第八話 戦いの後で
エリザが放出したのは激しい熱と閃光。爆風と轟音だった。
血肉が沸騰して内臓がえぐれて脳みそが蒸発しそうな、そんな快楽が私を襲った。
それでも、私の鍛え抜かれた耐久力はその攻撃をもろともしなかった。
「さ……最高だ……」
ロッジは森林は破壊され、辺り一面に大きなクレーターができていた。
これは、いわゆる「マナバーン」という現象だ。
行き場のなくなったマナの力は圧縮を始め、力を溜め続ける。
だが、許容量を超えた圧縮マナは、やがて崩壊し、力を解放する。
その時に、マナは大爆発を起こすのだ。
エリザは、最高に幸せそうな笑顔を見せる。
「ああ……スッキリしましたわ……それにしても……死なないなんて……あなた、タフですわね」
「思ったより、最高の攻撃だった……礼を言うぞ。まだ顎がガクガクいってる」
思わず、初めての経験をさせてくれたエリザに、礼を言ってしまった。
「あら……褒められたのは初めてですわ。もしよければ、毎日やって差し上げてもいいのですけど」
「毎日、できるのか?(まずい……よだれが……)」
「正確には、一日一回放出しないとだめな体質なのですわ。私は特異体質でマナを異常に吸収してしまうのです。だから、常に何かの形でマナを放出しないといけないのです」
「それは……体質だったのか……じゃあ、いろいろと苦労したのだろう」
「いえ、気になさらないで。それにしても……あなた……異常ですわよ。普通なら死んでしまいますのに、あの爆発をそんな飾り物の鎧だけで受け止めて無事だなんて……」
「いや……無事というわけではないがな…………相手の攻撃は受けて耐えるのが……私の騎士道だ。だから、このぐらいでは死なない」
「それがあなたの騎士道なのですわね。感心しましたわ。もしよかったら、私をあなたのパーティーに加えていただけるかしら」
「な……なんだとっ!」
エリザがパーティーに加われば、いつでもあの快楽を味わうことができる。
「それと、一日4回ほどでしたら、強力な古代の召喚魔法を使用できますわ。どんな敵にも通用する物理攻撃をいたしますわ」
「ほ、本当かそれは!」
強力な攻撃を4回も……じゃなくて……古代の召喚士だったとは!
これは、ぜひパーティーに欲しいところだ。
「ハァハァ……ならば、ぜひ私のパーティーに入ってはもらえないだろうか」
「もちろん、喜んで加入いたしますわ……今後ともよろしくお願いすます……オホホホホ……」
こうしてエリザが私のパーティーに加わることとなった。
◆◇◆◇◆◇◆◇◆◇◆◇◆◇◆◇
始めはエリザをドMだと思っていた。だが、明らかに違う。
──彼女は……ドSだ!──
確かに魔法攻撃にわざと辺りに行く様は、どMそのものだ。
だが、彼女の本質は違う! どちらかというと、ドS寄りだ!
盗賊団に攻撃をさせて、なお相手を疲弊させて喜んでいたのがその証拠だ。
後で聞いた話だが、彼女は魔法使いだが、古代の召喚魔法しか使えない。
しかも、回数制限があり、一日一種類につき一回だそうだ。
なので、その魔法を使ってしまうと、マナを消費することができなくなり、最後にマナバーンを起こすのだという。

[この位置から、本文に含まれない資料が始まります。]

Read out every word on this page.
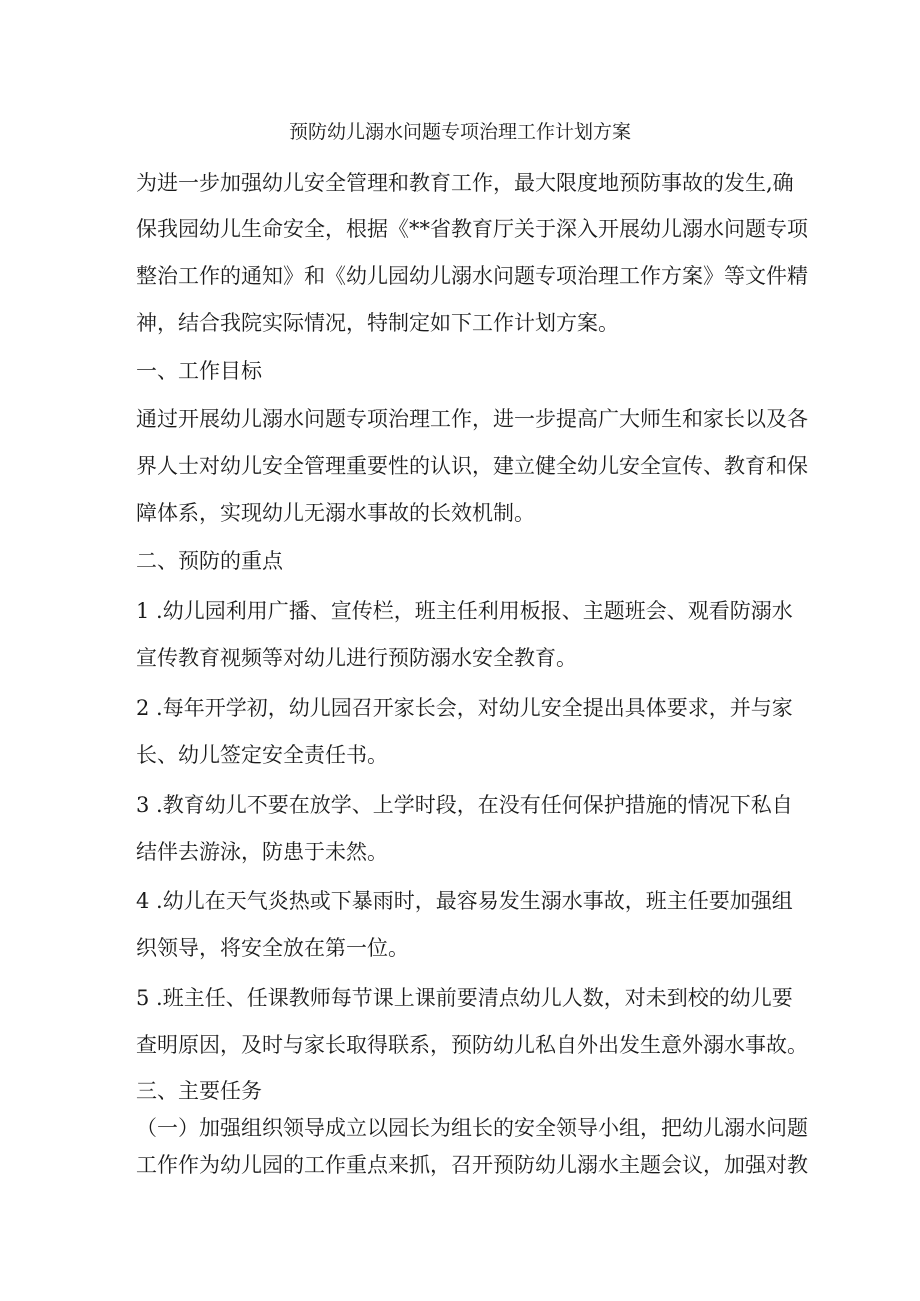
预防幼儿溺水问题专项治理工作计划方案
为进一步加强幼儿安全管理和教育工作，最大限度地预防事故的发生,确
保我园幼儿生命安全，根据《**省教育厅关于深入开展幼儿溺水问题专项
整治工作的通知》和《幼儿园幼儿溺水问题专项治理工作方案》等文件精
神，结合我院实际情况，特制定如下工作计划方案。
一、工作目标
通过开展幼儿溺水问题专项治理工作，进一步提高广大师生和家长以及各
界人士对幼儿安全管理重要性的认识，建立健全幼儿安全宣传、教育和保
障体系，实现幼儿无溺水事故的长效机制。
二、预防的重点
1 .幼儿园利用广播、宣传栏，班主任利用板报、主题班会、观看防溺水
宣传教育视频等对幼儿进行预防溺水安全教育。
2 .每年开学初，幼儿园召开家长会，对幼儿安全提出具体要求，并与家
长、幼儿签定安全责任书。
3 .教育幼儿不要在放学、上学时段，在没有任何保护措施的情况下私自
结伴去游泳，防患于未然。
4 .幼儿在天气炎热或下暴雨时，最容易发生溺水事故，班主任要加强组
织领导，将安全放在第一位。
5 .班主任、任课教师每节课上课前要清点幼儿人数，对未到校的幼儿要
查明原因，及时与家长取得联系，预防幼儿私自外出发生意外溺水事故。
三、主要任务
（一）加强组织领导成立以园长为组长的安全领导小组，把幼儿溺水问题
工作作为幼儿园的工作重点来抓，召开预防幼儿溺水主题会议，加强对教
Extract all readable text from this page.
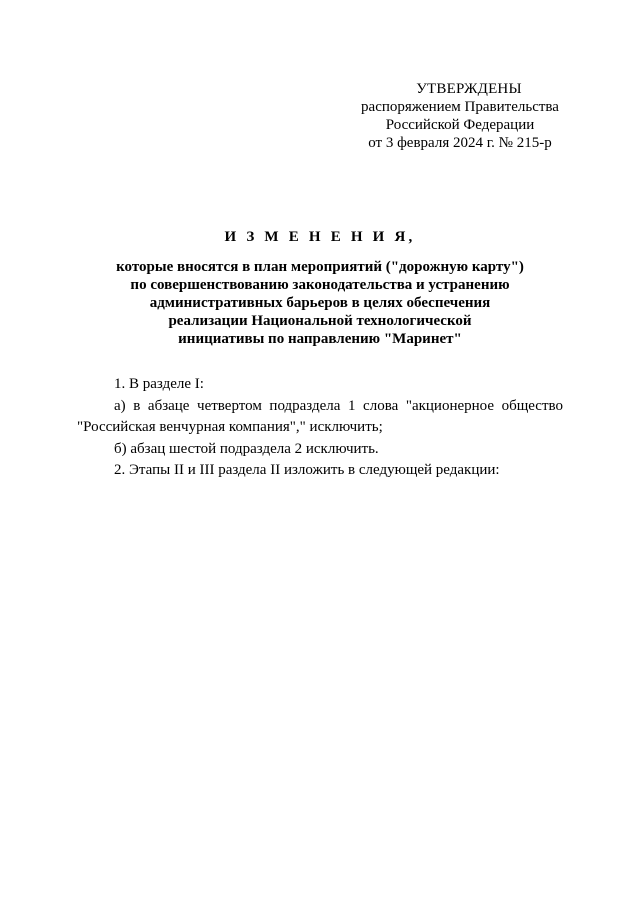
УТВЕРЖДЕНЫ
распоряжением Правительства
Российской Федерации
от 3 февраля 2024 г. № 215-р
И З М Е Н Е Н И Я,
которые вносятся в план мероприятий ("дорожную карту")
по совершенствованию законодательства и устранению
административных барьеров в целях обеспечения
реализации Национальной технологической
инициативы по направлению "Маринет"

1. В разделе I:

а) в абзаце четвертом подраздела 1 слова "акционерное общество

"Российская венчурная компания"," исключить;

б) абзац шестой подраздела 2 исключить.

2. Этапы II и III раздела II изложить в следующей редакции:
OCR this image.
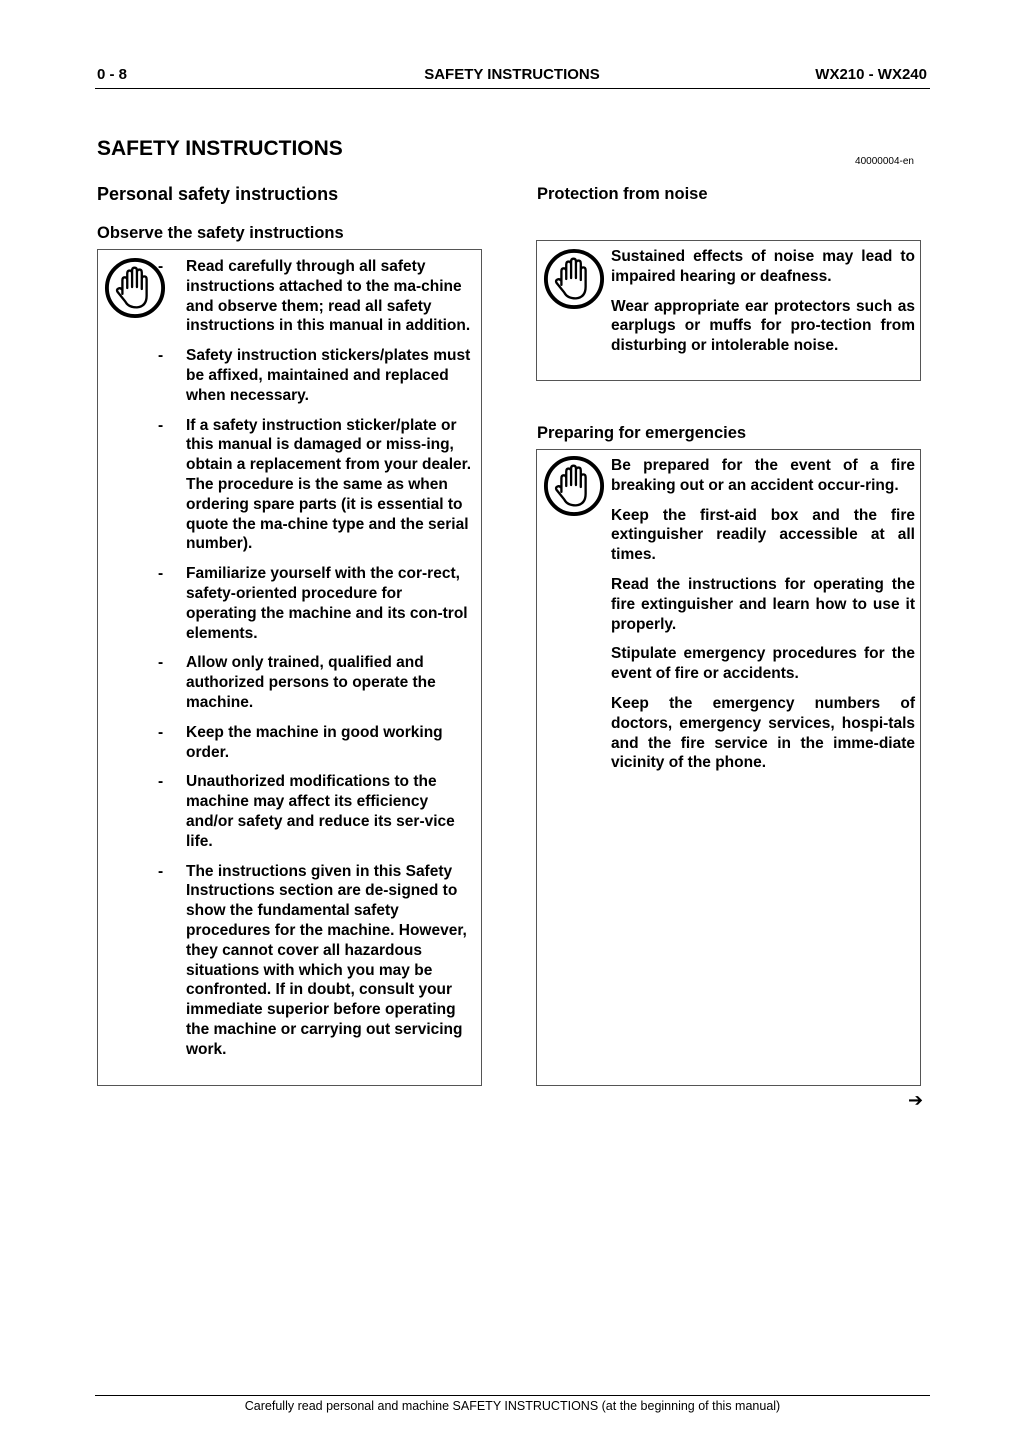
0 - 8	SAFETY INSTRUCTIONS	WX210 - WX240
SAFETY INSTRUCTIONS
40000004-en
Personal safety instructions
Observe the safety instructions
- Read carefully through all safety instructions attached to the ma-chine and observe them; read all safety instructions in this manual in addition.
- Safety instruction stickers/plates must be affixed, maintained and replaced when necessary.
- If a safety instruction sticker/plate or this manual is damaged or miss-ing, obtain a replacement from your dealer. The procedure is the same as when ordering spare parts (it is essential to quote the ma-chine type and the serial number).
- Familiarize yourself with the cor-rect, safety-oriented procedure for operating the machine and its con-trol elements.
- Allow only trained, qualified and authorized persons to operate the machine.
- Keep the machine in good working order.
- Unauthorized modifications to the machine may affect its efficiency and/or safety and reduce its ser-vice life.
- The instructions given in this Safety Instructions section are de-signed to show the fundamental safety procedures for the machine. However, they cannot cover all hazardous situations with which you may be confronted. If in doubt, consult your immediate superior before operating the machine or carrying out servicing work.
Protection from noise

Sustained effects of noise may lead to impaired hearing or deafness.

Wear appropriate ear protectors such as earplugs or muffs for pro-tection from disturbing or intolerable noise.

Preparing for emergencies

Be prepared for the event of a fire breaking out or an accident occur-ring.

Keep the first-aid box and the fire extinguisher readily accessible at all times.

Read the instructions for operating the fire extinguisher and learn how to use it properly.

Stipulate emergency procedures for the event of fire or accidents.

Keep the emergency numbers of doctors, emergency services, hospi-tals and the fire service in the imme-diate vicinity of the phone.

➔
Carefully read personal and machine SAFETY INSTRUCTIONS (at the beginning of this manual)
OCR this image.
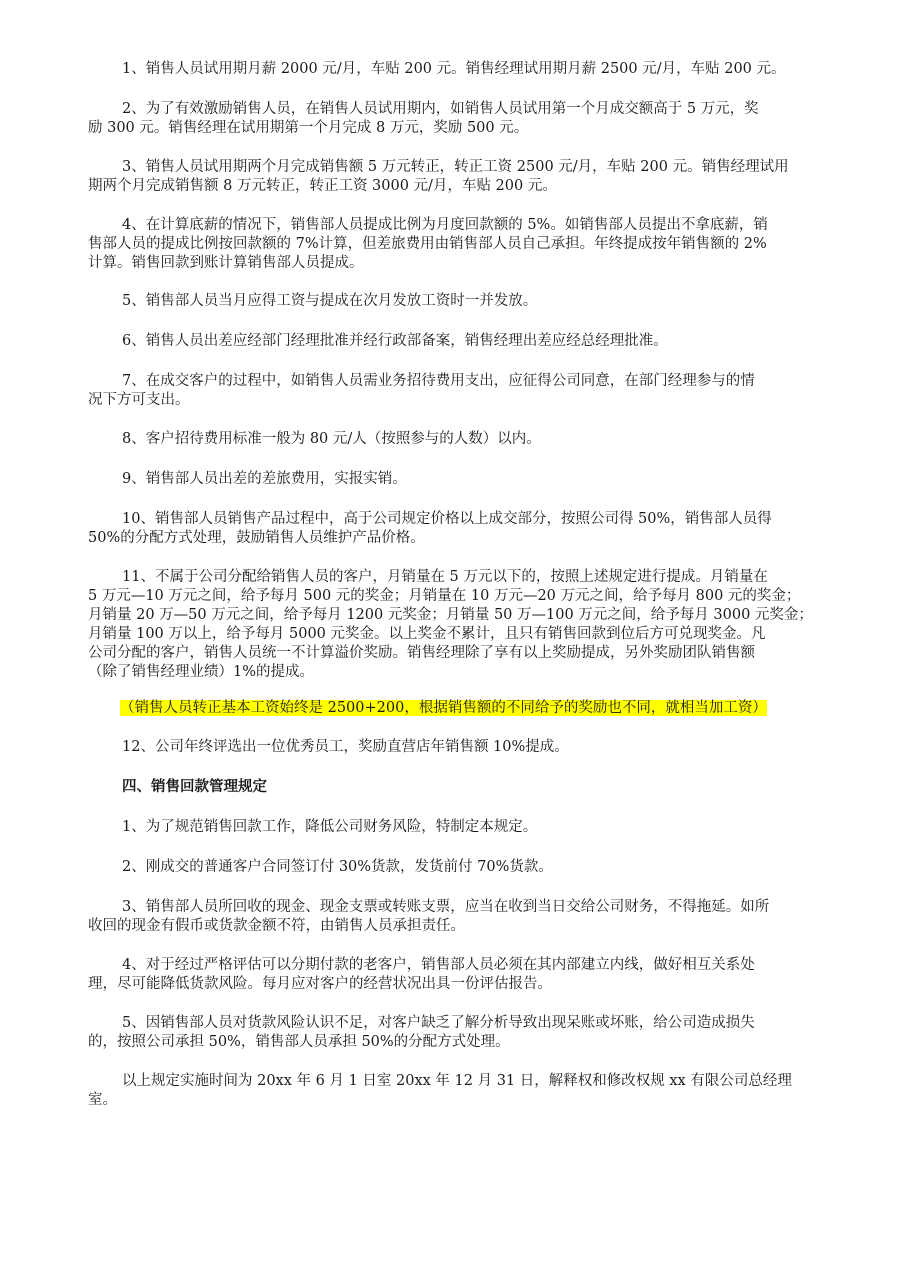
1、销售人员试用期月薪 2000 元/月，车贴 200 元。销售经理试用期月薪 2500 元/月，车贴 200 元。

2、为了有效激励销售人员，在销售人员试用期内，如销售人员试用第一个月成交额高于 5 万元，奖
励 300 元。销售经理在试用期第一个月完成 8 万元，奖励 500 元。

3、销售人员试用期两个月完成销售额 5 万元转正，转正工资 2500 元/月，车贴 200 元。销售经理试用
期两个月完成销售额 8 万元转正，转正工资 3000 元/月，车贴 200 元。

4、在计算底薪的情况下，销售部人员提成比例为月度回款额的 5%。如销售部人员提出不拿底薪，销
售部人员的提成比例按回款额的 7%计算，但差旅费用由销售部人员自己承担。年终提成按年销售额的 2%
计算。销售回款到账计算销售部人员提成。

5、销售部人员当月应得工资与提成在次月发放工资时一并发放。

6、销售人员出差应经部门经理批准并经行政部备案，销售经理出差应经总经理批准。

7、在成交客户的过程中，如销售人员需业务招待费用支出，应征得公司同意，在部门经理参与的情
况下方可支出。

8、客户招待费用标准一般为 80 元/人（按照参与的人数）以内。

9、销售部人员出差的差旅费用，实报实销。

10、销售部人员销售产品过程中，高于公司规定价格以上成交部分，按照公司得 50%，销售部人员得
50%的分配方式处理，鼓励销售人员维护产品价格。

11、不属于公司分配给销售人员的客户，月销量在 5 万元以下的，按照上述规定进行提成。月销量在
5 万元—10 万元之间，给予每月 500 元的奖金；月销量在 10 万元—20 万元之间，给予每月 800 元的奖金；
月销量 20 万—50 万元之间，给予每月 1200 元奖金；月销量 50 万—100 万元之间，给予每月 3000 元奖金；
月销量 100 万以上，给予每月 5000 元奖金。以上奖金不累计，且只有销售回款到位后方可兑现奖金。凡
公司分配的客户，销售人员统一不计算溢价奖励。销售经理除了享有以上奖励提成，另外奖励团队销售额
（除了销售经理业绩）1%的提成。

（销售人员转正基本工资始终是 2500+200，根据销售额的不同给予的奖励也不同，就相当加工资）

12、公司年终评选出一位优秀员工，奖励直营店年销售额 10%提成。

四、销售回款管理规定

1、为了规范销售回款工作，降低公司财务风险，特制定本规定。

2、刚成交的普通客户合同签订付 30%货款，发货前付 70%货款。

3、销售部人员所回收的现金、现金支票或转账支票，应当在收到当日交给公司财务，不得拖延。如所
收回的现金有假币或货款金额不符，由销售人员承担责任。

4、对于经过严格评估可以分期付款的老客户，销售部人员必须在其内部建立内线，做好相互关系处
理，尽可能降低货款风险。每月应对客户的经营状况出具一份评估报告。

5、因销售部人员对货款风险认识不足，对客户缺乏了解分析导致出现呆账或坏账，给公司造成损失
的，按照公司承担 50%，销售部人员承担 50%的分配方式处理。

以上规定实施时间为 20xx 年 6 月 1 日室 20xx 年 12 月 31 日，解释权和修改权规 xx 有限公司总经理
室。
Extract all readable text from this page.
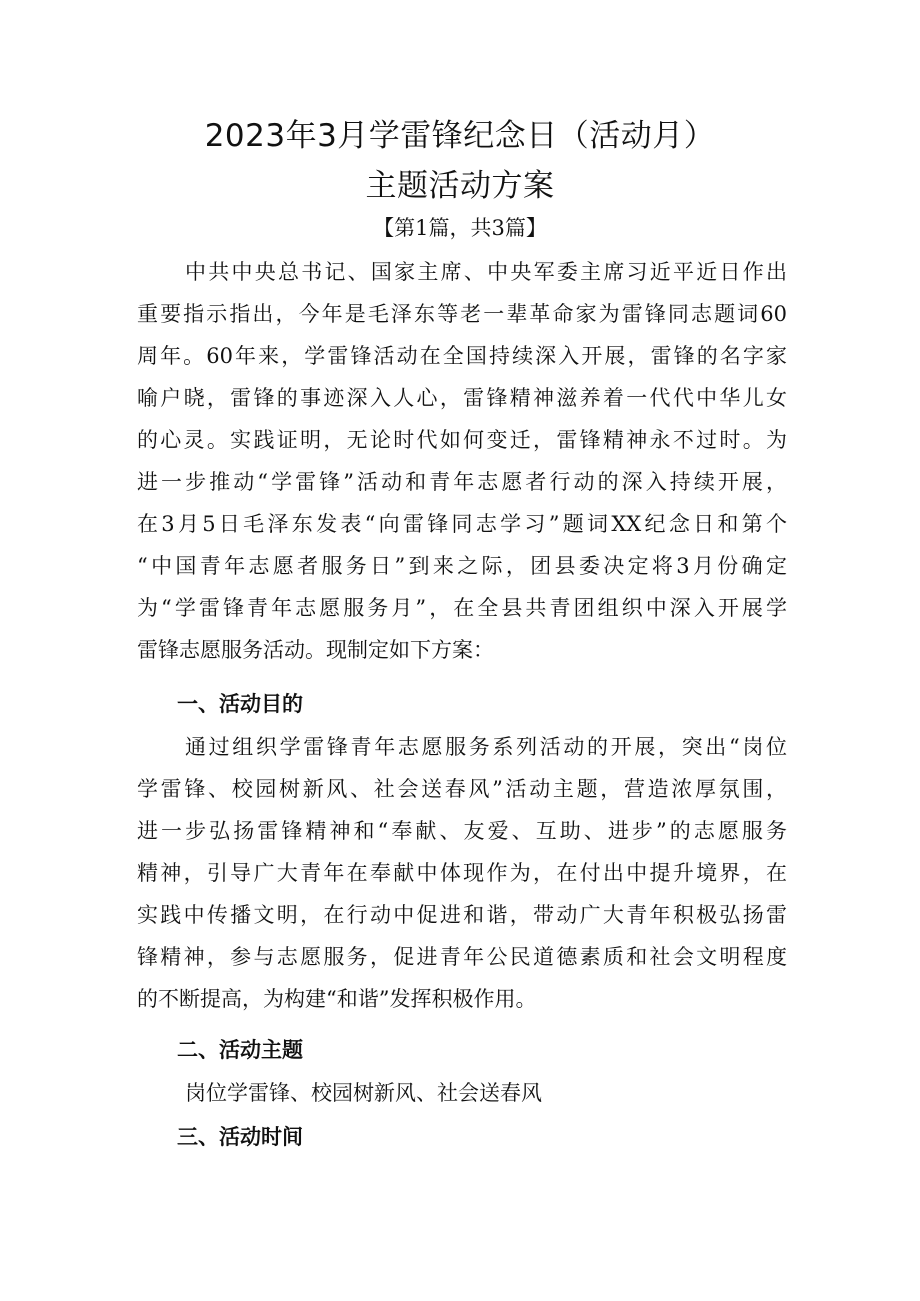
2023年3月学雷锋纪念日（活动月）
主题活动方案
【第1篇，共3篇】
中共中央总书记、国家主席、中央军委主席习近平近日作出
重要指示指出，今年是毛泽东等老一辈革命家为雷锋同志题词60
周年。60年来，学雷锋活动在全国持续深入开展，雷锋的名字家
喻户晓，雷锋的事迹深入人心，雷锋精神滋养着一代代中华儿女
的心灵。实践证明，无论时代如何变迁，雷锋精神永不过时。为
进一步推动“学雷锋”活动和青年志愿者行动的深入持续开展，
在3月5日毛泽东发表“向雷锋同志学习”题词XX纪念日和第个
“中国青年志愿者服务日”到来之际，团县委决定将3月份确定
为“学雷锋青年志愿服务月”，在全县共青团组织中深入开展学
雷锋志愿服务活动。现制定如下方案：
一、活动目的
通过组织学雷锋青年志愿服务系列活动的开展，突出“岗位
学雷锋、校园树新风、社会送春风”活动主题，营造浓厚氛围，
进一步弘扬雷锋精神和“奉献、友爱、互助、进步”的志愿服务
精神，引导广大青年在奉献中体现作为，在付出中提升境界，在
实践中传播文明，在行动中促进和谐，带动广大青年积极弘扬雷
锋精神，参与志愿服务，促进青年公民道德素质和社会文明程度
的不断提高，为构建“和谐”发挥积极作用。
二、活动主题
岗位学雷锋、校园树新风、社会送春风
三、活动时间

それともう一つ、受けた魔法攻撃を自分のマナで相殺してしまう体質があるそうだ。
盗賊団の魔法をくらっていたのは、自分のマナの上昇を抑える実験だったようだ。
私は、とても恐ろしい人材を見つけてしまったのかもしれない……。
「お……終わったんですかぁ……」
クレーターの岩陰から声がした。
すると、そこから服をボロボロにしたエミリアが、這い出てきた。
「エミリア……無事だったか!」
「はい教官! もう、生きた心地しませんでしたよ……何層にもシールドを張ったのに……全部シールドがはがれて……永続回復魔法のタイムヒールを重ねがけしちゃいましたよ……おかげでもう、マナがスッカラカンです~トホホ……」
エミリアは、やり切った笑顔でそう言った。少々無理をさせてしまったようだ。
「エミリア、これからは彼女も私のパーティーメンバーだ。よろしく頼むぞ」
「えええええ! いつの間にそんな話に……はうううう……」
「そこのかわいい銀髪エフルさん。面倒かけますけど、よろしく頼みますわね……」
「は……はいいいい……トホホ……」
エミリアは浮かない様子で返事をするのだった。